James McPherson is the dean of American historians of the Civil War era, the “gold standard” of research precision, narrative style and graceful public presence. Perhaps no American historian of any era or method has bridged the gap between academia and the broad reading public with as much success and impact as McPherson. At the 150th anniversary of the Gettysburg Address at the National Cemetery in Gettysburg, a huge gathering on a blustery November 19, 2013, McPherson was the keynote speaker. Among his remarks was his challenge to the audience and to the nation today to imagine if the Confederacy had won the Civil War, to contemplate what kind of society we might have inherited and in which we would now live. It provided the most poignant moment in a somber and impressive ceremony, a very real sensibility of just what all the death at Gettysburg and other battlefields had meant. 

 

McPherson’s books and lectures have reached perhaps the largest audiences of any American historian working today. His 1988 work Battle Cry of Freedom: The Civil War Era, which combined great scholarship with lucid writing, quickly became the new modern standard narrative history of the period, and garnered not only the Pulitzer Prize but over the years in excess of a million readers worldwide and in several languages.
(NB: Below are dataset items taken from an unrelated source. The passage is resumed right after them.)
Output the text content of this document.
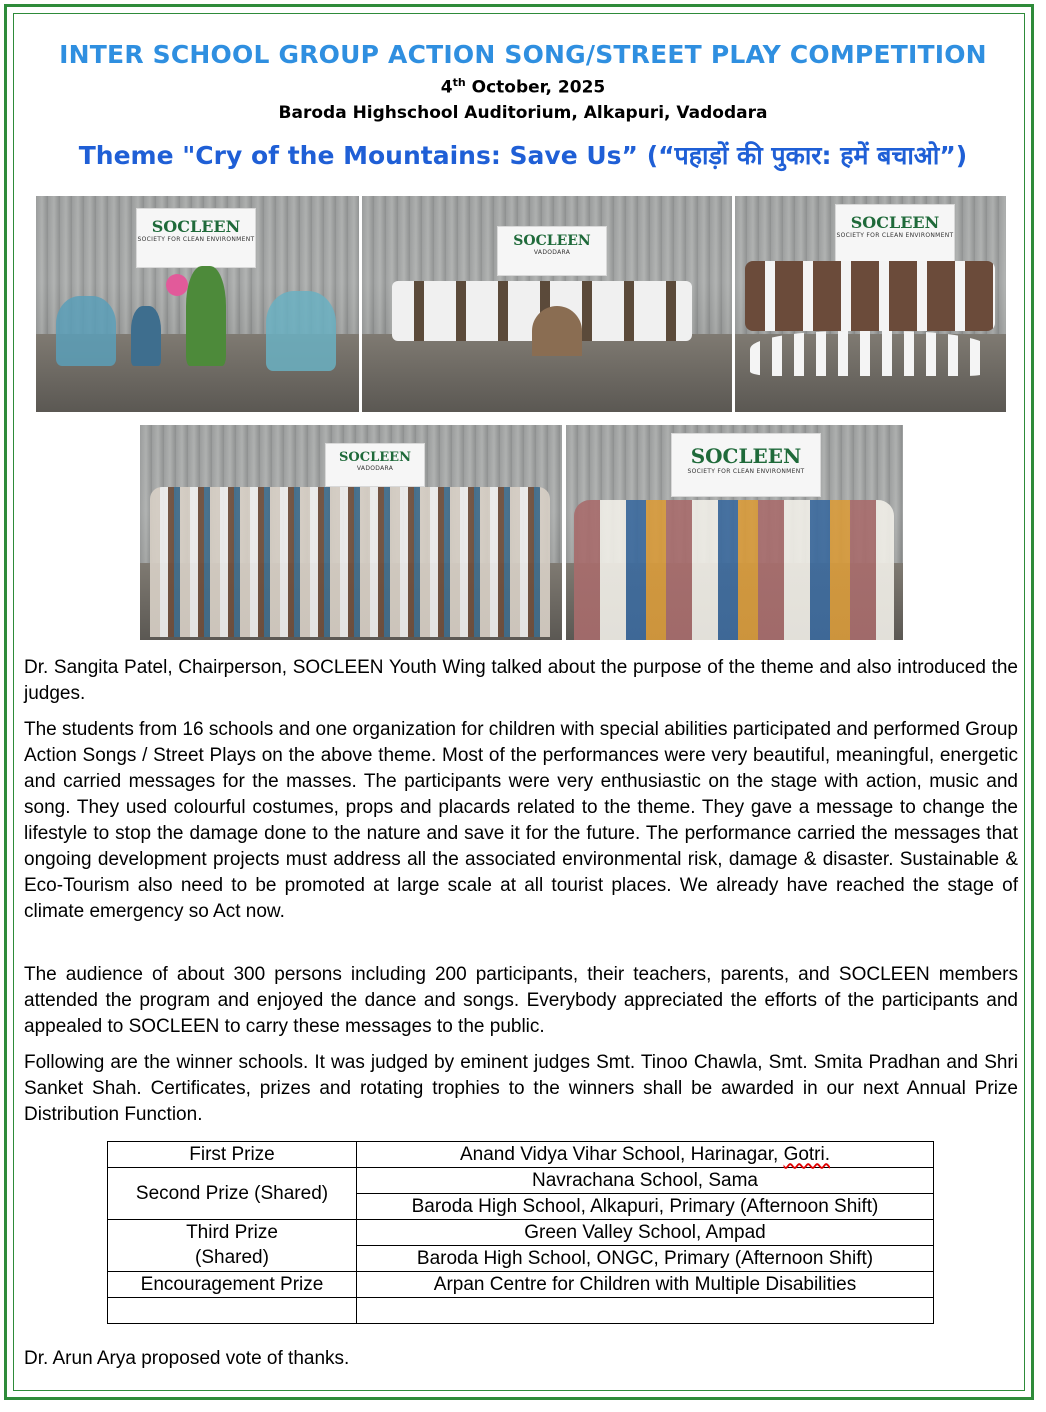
INTER SCHOOL GROUP ACTION SONG/STREET PLAY COMPETITION
4th October, 2025
Baroda Highschool Auditorium, Alkapuri, Vadodara
Theme "Cry of the Mountains: Save Us” (“पहाड़ों की पुकार: हमें बचाओ”)
SOCLEEN
SOCIETY FOR CLEAN ENVIRONMENT	SOCLEEN
VADODARA
SOCLEEN
SOCIETY FOR CLEAN ENVIRONMENT
SOCLEEN
VADODARA
SOCLEEN
SOCIETY FOR CLEAN ENVIRONMENT
Dr. Sangita Patel, Chairperson, SOCLEEN Youth Wing talked about the purpose of the theme and also introduced the judges.
The students from 16 schools and one organization for children with special abilities participated and performed Group Action Songs / Street Plays on the above theme. Most of the performances were very beautiful, meaningful, energetic and carried messages for the masses. The participants were very enthusiastic on the stage with action, music and song. They used colourful costumes, props and placards related to the theme. They gave a message to change the lifestyle to stop the damage done to the nature and save it for the future. The performance carried the messages that ongoing development projects must address all the associated environmental risk, damage & disaster. Sustainable & Eco-Tourism also need to be promoted at large scale at all tourist places. We already have reached the stage of climate emergency so Act now.
The audience of about 300 persons including 200 participants, their teachers, parents, and SOCLEEN members attended the program and enjoyed the dance and songs. Everybody appreciated the efforts of the participants and appealed to SOCLEEN to carry these messages to the public.
Following are the winner schools. It was judged by eminent judges Smt. Tinoo Chawla, Smt. Smita Pradhan and Shri Sanket Shah. Certificates, prizes and rotating trophies to the winners shall be awarded in our next Annual Prize Distribution Function.
First Prize	Anand Vidya Vihar School, Harinagar, Gotri.
Second Prize (Shared)	Navrachana School, Sama
	Baroda High School, Alkapuri, Primary (Afternoon Shift)
Third Prize	Green Valley School, Ampad
(Shared)	Baroda High School, ONGC, Primary (Afternoon Shift)
Encouragement Prize	Arpan Centre for Children with Multiple Disabilities

Dr. Arun Arya proposed vote of thanks.
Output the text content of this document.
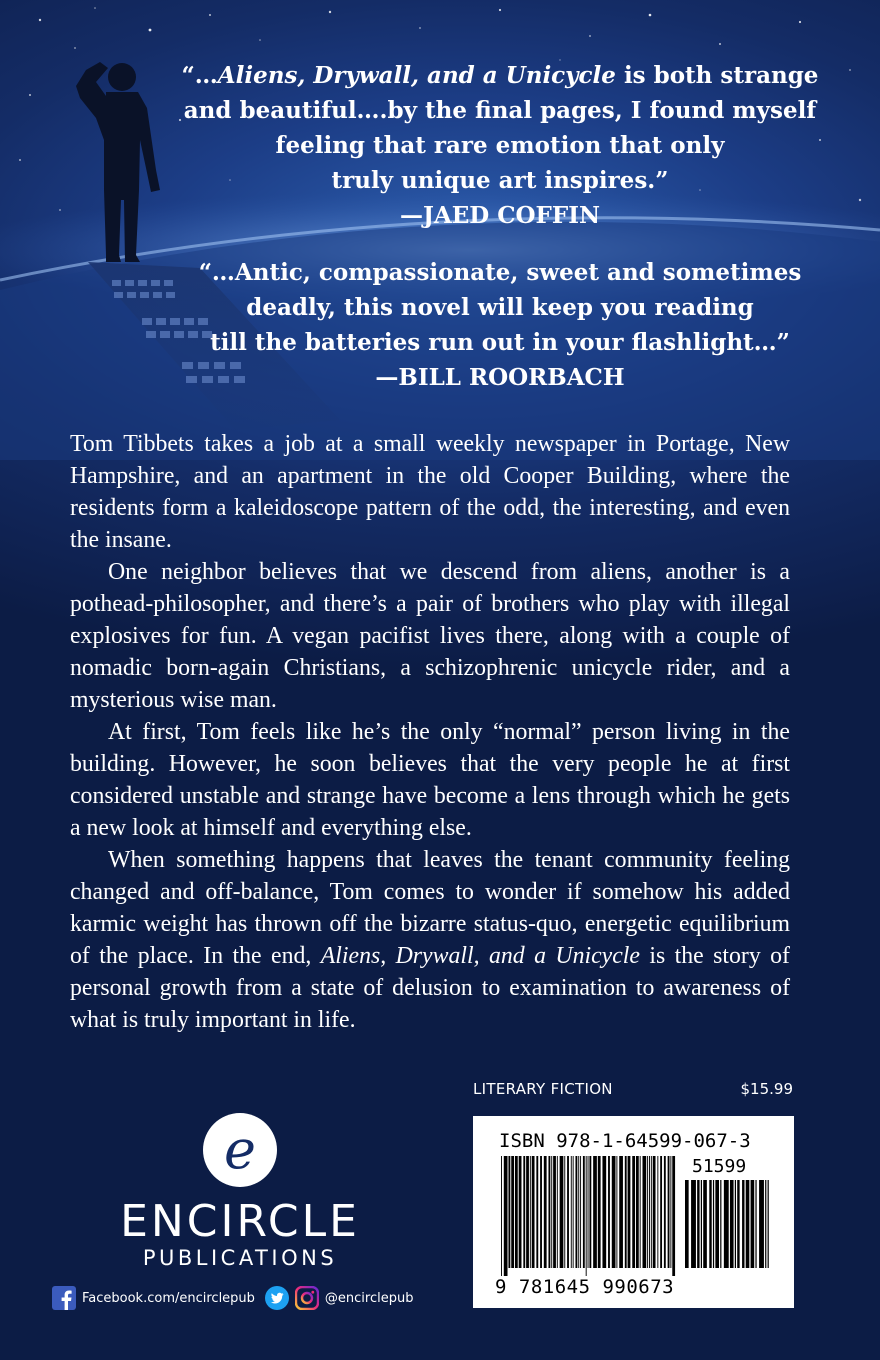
“…Aliens, Drywall, and a Unicycle is both strange
and beautiful….by the final pages, I found myself
feeling that rare emotion that only
truly unique art inspires.”
—JAED COFFIN
“…Antic, compassionate, sweet and sometimes
deadly, this novel will keep you reading
till the batteries run out in your flashlight…”
—BILL ROORBACH

Tom Tibbets takes a job at a small weekly newspaper in Portage, New Hampshire, and an apartment in the old Cooper Building, where the residents form a kaleidoscope pattern of the odd, the interesting, and even the insane.

One neighbor believes that we descend from aliens, another is a pothead-philosopher, and there’s a pair of brothers who play with illegal explosives for fun. A vegan pacifist lives there, along with a couple of nomadic born-again Christians, a schizophrenic unicycle rider, and a mysterious wise man.

At first, Tom feels like he’s the only “normal” person living in the building. However, he soon believes that the very people he at first considered unstable and strange have become a lens through which he gets a new look at himself and everything else.

When something happens that leaves the tenant community feeling changed and off-balance, Tom comes to wonder if somehow his added karmic weight has thrown off the bizarre status-quo, energetic equilibrium of the place. In the end, Aliens, Drywall, and a Unicycle is the story of personal growth from a state of delusion to examination to awareness of what is truly important in life.

LITERARY FICTION	$15.99
ISBN 978-1-64599-067-3
51599
9 781645 990673
e
ENCIRCLE
PUBLICATIONS
Facebook.com/encirclepub	@encirclepub
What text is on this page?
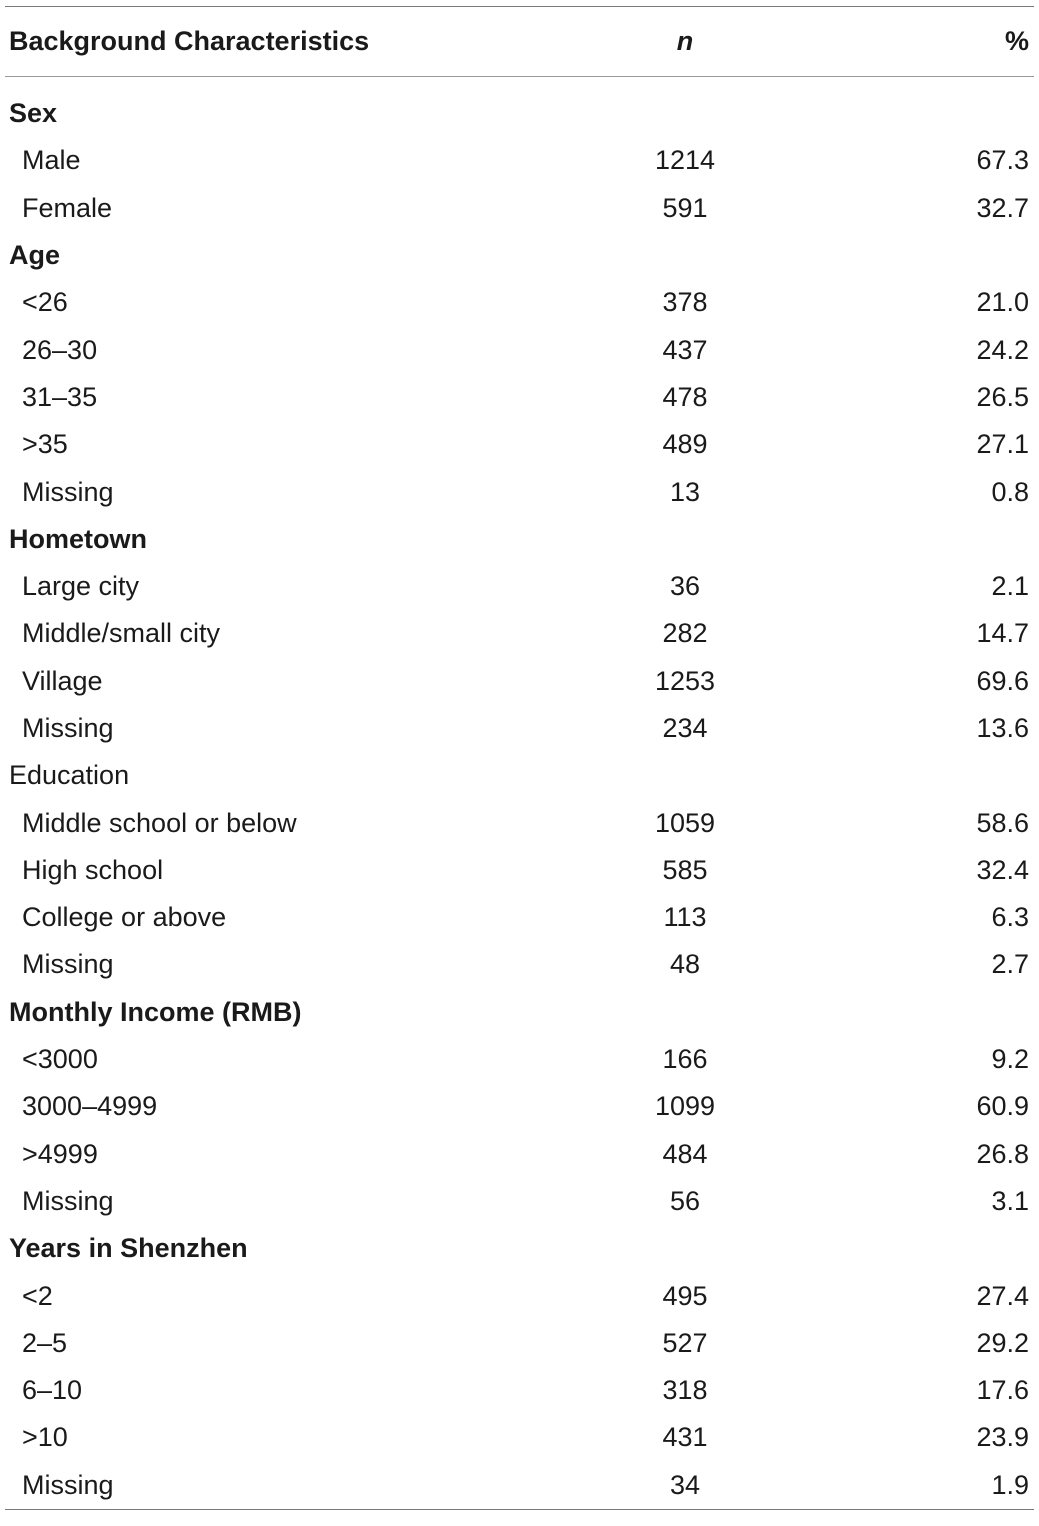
Background Characteristics	n	%
Sex
Male	1214	67.3
Female	591	32.7
Age
<26	378	21.0
26–30	437	24.2
31–35	478	26.5
>35	489	27.1
Missing	13	0.8
Hometown
Large city	36	2.1
Middle/small city	282	14.7
Village	1253	69.6
Missing	234	13.6
Education
Middle school or below	1059	58.6
High school	585	32.4
College or above	113	6.3
Missing	48	2.7
Monthly Income (RMB)
<3000	166	9.2
3000–4999	1099	60.9
>4999	484	26.8
Missing	56	3.1
Years in Shenzhen
<2	495	27.4
2–5	527	29.2
6–10	318	17.6
>10	431	23.9
Missing	34	1.9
Among his other books are -- For Cause and Comrades: Why Men Fought in the Civil War (1998); Crossroads of Freedom: Antietam (2002); Tried by War: Abraham Lincoln as Commander in Chief (2009); and his newest book, War on the Waters: The Union and Confederate Navies (2012). Born in North Dakota, McPherson earned his PhD in 1963 at Johns Hopkins University under the mentorship of C. Vann Woodward. He has taught at Princeton since 1962.